Сегодня, вспоминая Асхаба, я готов держать пари: впоследствии он принял деятельнейшее участие в «чеченском бунте». Возможно, теперь лечится от ран где-нибудь в Надтеречном районе. Или занимается переправкой оружия из Турции. Если, конечно, его кости не упокоились под грозненскими руинами… Ведь снежные барсы, как известно, неприручаемы. Предикаты и силлогизмы не властны над их родовым мышлением.
— Тебя что, бесит мое происхождение? — ломал я голову, взывая к его совести на последнем издыхании.
— Марговский, ты чо, рехнулся? Я и сам похлеще любого еврея буду! — гоготал он в ответ.
И добавлял:
— Хотя знаю: среди вашего брата полным-полно вредных людишек!
А как насчет вашего брата, Асхаб — сладострастно отрубающего пальцы несовершеннолетним?.. Как насчет того израильского мальчика — по имени Ади Шарон — которого в Москве похитят горские бандиты и будут держать в яме, морить голодом, да при том еще и калечить с поистине восточным сладострастием?.. Даже московский милицейский чин, выступая по телику, не скроет своего огорчения, предупреждая о новой угрозе для лиц еврейской национальности[6].
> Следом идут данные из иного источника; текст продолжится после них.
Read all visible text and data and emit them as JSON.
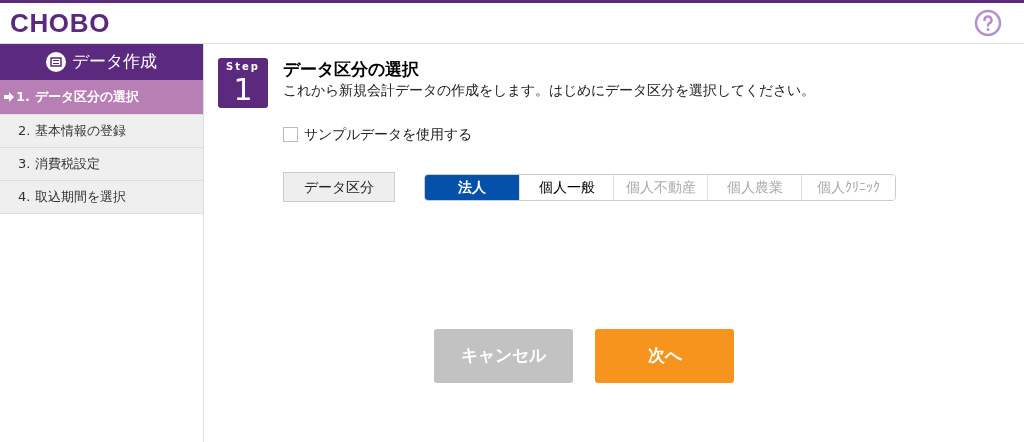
{
  "header": {
    "logo": "CHOBO"
  },
  "sidebar": {
    "title": "データ作成",
    "items": [
      {
        "label": "1. データ区分の選択",
        "selected": true
      },
      {
        "label": "2. 基本情報の登録",
        "selected": false
      },
      {
        "label": "3. 消費税設定",
        "selected": false
      },
      {
        "label": "4. 取込期間を選択",
        "selected": false
      }
    ]
  },
  "step": {
    "caption": "Step",
    "number": "1",
    "title": "データ区分の選択",
    "description": "これから新規会計データの作成をします。はじめにデータ区分を選択してください。"
  },
  "sample_checkbox": {
    "label": "サンプルデータを使用する",
    "checked": false
  },
  "data_type": {
    "label": "データ区分",
    "options": [
      {
        "label": "法人",
        "selected": true,
        "disabled": false
      },
      {
        "label": "個人一般",
        "selected": false,
        "disabled": false
      },
      {
        "label": "個人不動産",
        "selected": false,
        "disabled": true
      },
      {
        "label": "個人農業",
        "selected": false,
        "disabled": true
      },
      {
        "label": "個人ｸﾘﾆｯｸ",
        "selected": false,
        "disabled": true
      }
    ]
  },
  "buttons": [
    {
      "label": "キャンセル",
      "kind": "cancel",
      "disabled": true
    },
    {
      "label": "次へ",
      "kind": "next",
      "disabled": false
    }
  ]
}
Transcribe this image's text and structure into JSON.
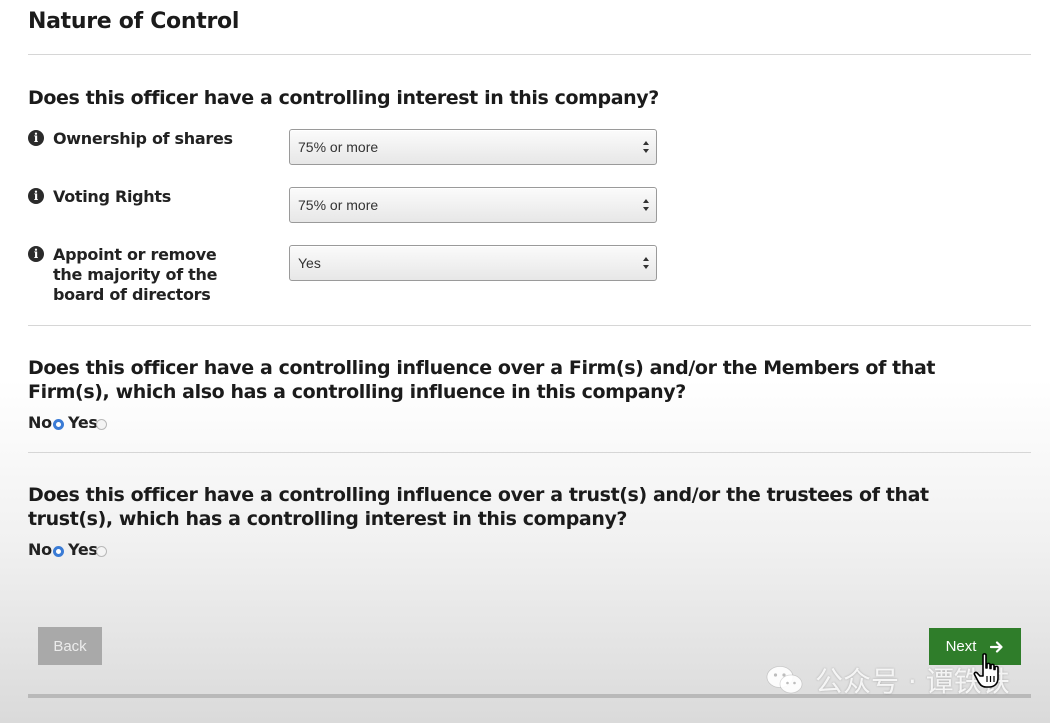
{
  "section": {
    "title": "Nature of Control"
  },
  "controlling_interest": {
    "question": "Does this officer have a controlling interest in this company?",
    "fields": [
      {
        "label": "Ownership of shares",
        "value": "75% or more",
        "icon": "info-icon"
      },
      {
        "label": "Voting Rights",
        "value": "75% or more",
        "icon": "info-icon"
      },
      {
        "label": "Appoint or remove the majority of the board of directors",
        "value": "Yes",
        "icon": "info-icon"
      }
    ]
  },
  "firm_influence": {
    "question": "Does this officer have a controlling influence over a Firm(s) and/or the Members of that Firm(s), which also has a controlling influence in this company?",
    "no_label": "No",
    "yes_label": "Yes",
    "selected": "No"
  },
  "trust_influence": {
    "question": "Does this officer have a controlling influence over a trust(s) and/or the trustees of that trust(s), which has a controlling interest in this company?",
    "no_label": "No",
    "yes_label": "Yes",
    "selected": "No"
  },
  "nav": {
    "back_label": "Back",
    "next_label": "Next",
    "next_icon": "arrow-right-icon"
  },
  "watermark": {
    "icon": "wechat-icon",
    "text": "公众号 · 谭铁铁"
  },
  "colors": {
    "next_button": "#2f7d2a",
    "back_button": "#a9a9a9",
    "radio_checked": "#3a7bd5",
    "info_icon": "#2b2b2b"
  }
}
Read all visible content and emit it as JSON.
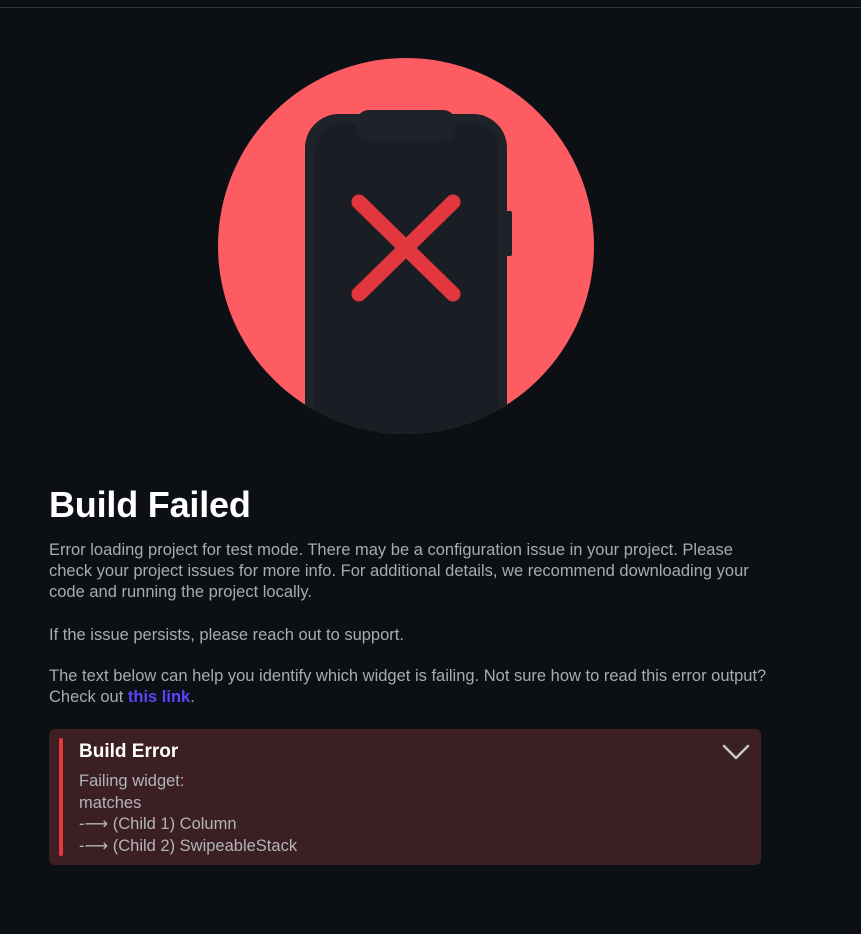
{
  "illustration": {
    "icon": "phone-error-icon",
    "circle_color": "#fd5c62",
    "phone_color": "#1e2229",
    "cross_color": "#e2373e"
  },
  "title": "Build Failed",
  "paragraphs": {
    "config": "Error loading project for test mode. There may be a configuration issue in your project. Please check your project issues for more info. For additional details, we recommend downloading your code and running the project locally.",
    "support": "If the issue persists, please reach out to support.",
    "help_prefix": "The text below can help you identify which widget is failing. Not sure how to read this error output? Check out ",
    "help_link": "this link",
    "help_suffix": "."
  },
  "build_error": {
    "title": "Build Error",
    "icon": "chevron-down-icon",
    "lines": [
      "Failing widget:",
      "matches",
      "-⟶ (Child 1) Column",
      "-⟶ (Child 2) SwipeableStack"
    ]
  },
  "colors": {
    "background": "#0c1014",
    "link": "#5a45ff",
    "error_panel": "#3c1f22",
    "error_accent": "#e5373d"
  }
}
Оба народа, равно обреченно, с временным разрывом в два тысячелетия, отчаянно противостояли иноземному вторжению. Чеченских кампаний было две — как нарочно по числу войн Иудейских. Скрижаль старца Филофея: «Москва — Третий Рим» лишь теперь просияла в своем истинном историческом значении.
Воины Шариата скошены российскими ракетами, как зелоты Галилеи — короткими мечами легионеров. Но разве кто-нибудь в свое время вступился за мятежников Бар-Кохбы? Кто-то приударил в набат масс-медиа? Электронно-лучевую трубку с опозданием изобрел еврей Розинг — петербургский кудесник, в поощрение за это сосланный при Сталине на Север.
Да, мы лезли из кожи вон, стараясь приглянуться языческому миру: Новый Завет для идолопоклонников и банковское дело для рыцарей-грабителей, творческая эволюция и теория относительности, интуитивная память и синхрофазатрон, голливудские грезы и новейшие компьютерные технологии. Однако мир по-прежнему больше сочувствует прожорливым дикарям. О каждой их жертве сегодня трезвонят либеральные радиостанции — а нас-то изничтожали под покровом хладного безмолвия, лишь изредка нарушаемого ликованием александрийских греков!
Кто, спрашивается, протянул руку помощи несчастным трупоедам, зарывшимся в плутоновы катакомбы Святой земли? По Египту прокатилась волна погромов. Пелопоннесские философы лениво лакомились Диогеновыми фигами. Один лишь дакийский вождь Децебал подхватил знамя восстания — дабы вскоре предпочесть колодкам самоубийство…
Отчего же значительная часть израильсокого еврейства все-таки приняла сторону Ичкерии? Что, помимо трусости и извечной сервильности, могло послужить причиной этому? Быть может — самоотверженность русских воинов, взятием рейхстага отвративших от нас дамоклов меч поголовного истребления? Или медовые речи чеченских старейшин, призывавших встречать Гитлера хлебом-солью?
При этом сочувствия с той, c другой стороны, нам ни за что не дождаться: душой чеченский народ всегда был и остается с палестинскими убийцами. Российские иудеи — те хотя бы не славословили штыки и пушки генерала Ермолова. После сталинской высылки грозненский раввин запретил общине занимать опустевшие дома: «И нам в свое время выпала юдоль рассеяния, — молвил он во время субботней молитвы, — посему да оставим жилища изгнанников в неприкосновенности!»
Италийским кремнем о кресало Палестины высечена искра Христовой любви. Но что человечеству несет ваххабизм? Правду однобокую, родовую узость! Захват заложников, резня и взрывы — за все это сегодня взыскано по векселям. Неумолимым кредитором — страной Набокова и Вернадского, Владимира Соловьева и Петра Чайковского, химика Менделеева и поэта Мандельштама. И я бы, честно говоря, поставил на этом точку.
Если бы не глаза лысоватого горца, смотревшие мне тогда, в нимфском автобусе…
— Ладно, — поскреб затылок прапорщик Бабий, — но учтите: свободы как таковой вы там будете лишены.
— Не беда, к этому я давно привык! — заверил я.
И, впрягшись в алюминиевые салазки с укутанным в шерстяное кашне чадом, он захрустел впереди меня, осторожно ступая по шершавой шкуре буренки, усеянной мартовскими проталинами.
Махонькие ботиночки, подрагивая в такт его грузным шагам, ассоциировались в моей памяти с лакированной обувкой Машуни — дочурки композитора Эльпера, выгуливаемой ее отцом накануне мобилизации.